C’est une mixture effritée dans votre Peau, et pour Temps de Vie l’enfance, même aïeule introduite à votre Beauté. Sans que je sache si bien ce qu’est la Vie, je
m’y suis engorgé d’un Mannequin aux allures d’outre-berceau, et un sourire aussi doux que votre gâterie.
Je vous aime, vous les hongres, sans que je ne déteste le fumet qui se déverse autour de vous même, et mes forces amplifiées par le Mal d’être en vous, d’être votre
coiffure en bande, et si bien d’être pelotonnée dans vos échancrures de muscle. Mais vous savez, il n’y a pas de partage si bien fait entre distinctes parties de votre Corps, et bien autre
tranches de ce qui en vous est humain. Je ne cesse de crier à l’oreille de vos bouches qu’il n’est pas de regard à dispenser, en ce qu’il y a dans le pur instant du regard un liman de couilles,
et les couilles d’un héritier frottées sur le baliveau dont la couronne est enroulée comme un Œil en lime.
Cessez de me repenser comme un pervers.
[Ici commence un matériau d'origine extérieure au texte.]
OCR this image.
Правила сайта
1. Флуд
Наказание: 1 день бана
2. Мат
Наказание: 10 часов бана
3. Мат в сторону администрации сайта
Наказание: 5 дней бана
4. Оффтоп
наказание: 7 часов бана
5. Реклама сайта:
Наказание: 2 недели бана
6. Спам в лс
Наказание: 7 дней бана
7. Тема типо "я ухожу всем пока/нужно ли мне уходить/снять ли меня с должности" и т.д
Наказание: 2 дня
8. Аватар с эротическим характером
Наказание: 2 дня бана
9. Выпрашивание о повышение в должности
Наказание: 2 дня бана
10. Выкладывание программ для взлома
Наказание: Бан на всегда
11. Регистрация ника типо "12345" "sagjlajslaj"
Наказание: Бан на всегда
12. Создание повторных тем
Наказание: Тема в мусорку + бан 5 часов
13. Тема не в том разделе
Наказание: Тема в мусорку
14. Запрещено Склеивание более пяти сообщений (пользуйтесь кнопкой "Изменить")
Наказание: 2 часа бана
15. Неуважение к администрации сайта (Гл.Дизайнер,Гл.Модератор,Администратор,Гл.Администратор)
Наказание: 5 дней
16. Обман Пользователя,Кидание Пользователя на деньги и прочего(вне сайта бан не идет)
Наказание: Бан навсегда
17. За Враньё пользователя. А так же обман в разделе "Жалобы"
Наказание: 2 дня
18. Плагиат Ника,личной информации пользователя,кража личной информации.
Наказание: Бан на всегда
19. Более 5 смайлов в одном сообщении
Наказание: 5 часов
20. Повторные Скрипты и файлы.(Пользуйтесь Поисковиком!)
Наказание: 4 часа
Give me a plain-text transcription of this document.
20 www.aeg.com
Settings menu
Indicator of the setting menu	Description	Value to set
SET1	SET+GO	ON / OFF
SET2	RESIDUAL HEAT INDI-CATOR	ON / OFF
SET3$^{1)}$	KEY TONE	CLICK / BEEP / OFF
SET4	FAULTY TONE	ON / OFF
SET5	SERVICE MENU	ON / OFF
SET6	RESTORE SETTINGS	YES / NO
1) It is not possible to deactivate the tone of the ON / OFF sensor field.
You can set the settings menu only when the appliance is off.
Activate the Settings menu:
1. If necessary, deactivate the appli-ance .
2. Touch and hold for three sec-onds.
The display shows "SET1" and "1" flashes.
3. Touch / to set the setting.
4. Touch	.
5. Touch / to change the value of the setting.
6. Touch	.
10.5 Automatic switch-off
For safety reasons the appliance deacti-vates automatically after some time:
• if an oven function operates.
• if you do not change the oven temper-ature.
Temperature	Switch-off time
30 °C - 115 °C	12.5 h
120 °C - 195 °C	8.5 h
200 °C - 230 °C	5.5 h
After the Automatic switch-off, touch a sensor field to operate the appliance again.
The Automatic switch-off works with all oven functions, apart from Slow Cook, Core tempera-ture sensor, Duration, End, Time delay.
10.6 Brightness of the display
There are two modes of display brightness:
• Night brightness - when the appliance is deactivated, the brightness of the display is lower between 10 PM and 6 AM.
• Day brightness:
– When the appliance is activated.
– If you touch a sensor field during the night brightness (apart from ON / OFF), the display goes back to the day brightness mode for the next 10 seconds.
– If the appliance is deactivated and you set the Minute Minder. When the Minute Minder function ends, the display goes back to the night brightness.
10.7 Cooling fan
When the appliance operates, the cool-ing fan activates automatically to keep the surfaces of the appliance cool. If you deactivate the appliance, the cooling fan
Mon Existence s’est tracée dans un cours de races, et dans un cours de races aux milles tonnes d‘Esprit! Et qu’est-il arrivé
au Julien qui n’a eu de fil vivant qu’autrefois amolli, et qu’est la raison de vivre s’il n’y a pas plus de régie qu’il n’est la coulisse dans son Œil, avec des timbres froids sur la pente qui
raisonne, et plus, en la Mort du feuillage sur la tresse trempée dans l’huile de son Œil biaisé. Sans le sentiment de quiétude, il n’est pas non plus le sentiment d’émeute, car pour le sentiment
profond d’un Œil, tout est constamment à redouter, et ses fibres, inscrites, consignées à la vidange du Cerveau ne tremblent qu’une fois surgies aux premiers cartels de leur Vie. Si cette Vie
réelle pouvait être incorporée à mon ombilic, j’en serais témoin de passion, car le reste n’est que masturbation, mais une masturbation d’enjeux et de taille, une masturbation insane et rebattue
dans l‘Esprit, conséquemment encline à préparer le nouvel Etre.
Julien
Mademoiselle,
Je me plais beaucoup à me raconter des choses. Non des histoires à parts entières, simplement des contextes. Et dedans! Des situations bien remplies de liens,
d’états, et de lieux. J’aime tout particulièrement imaginer la contre-histoire de Julien, en ce que j’aime m’en unir au Sang, à l’orgueil de ces esprits qui agitent en moi des candélabres de Vie.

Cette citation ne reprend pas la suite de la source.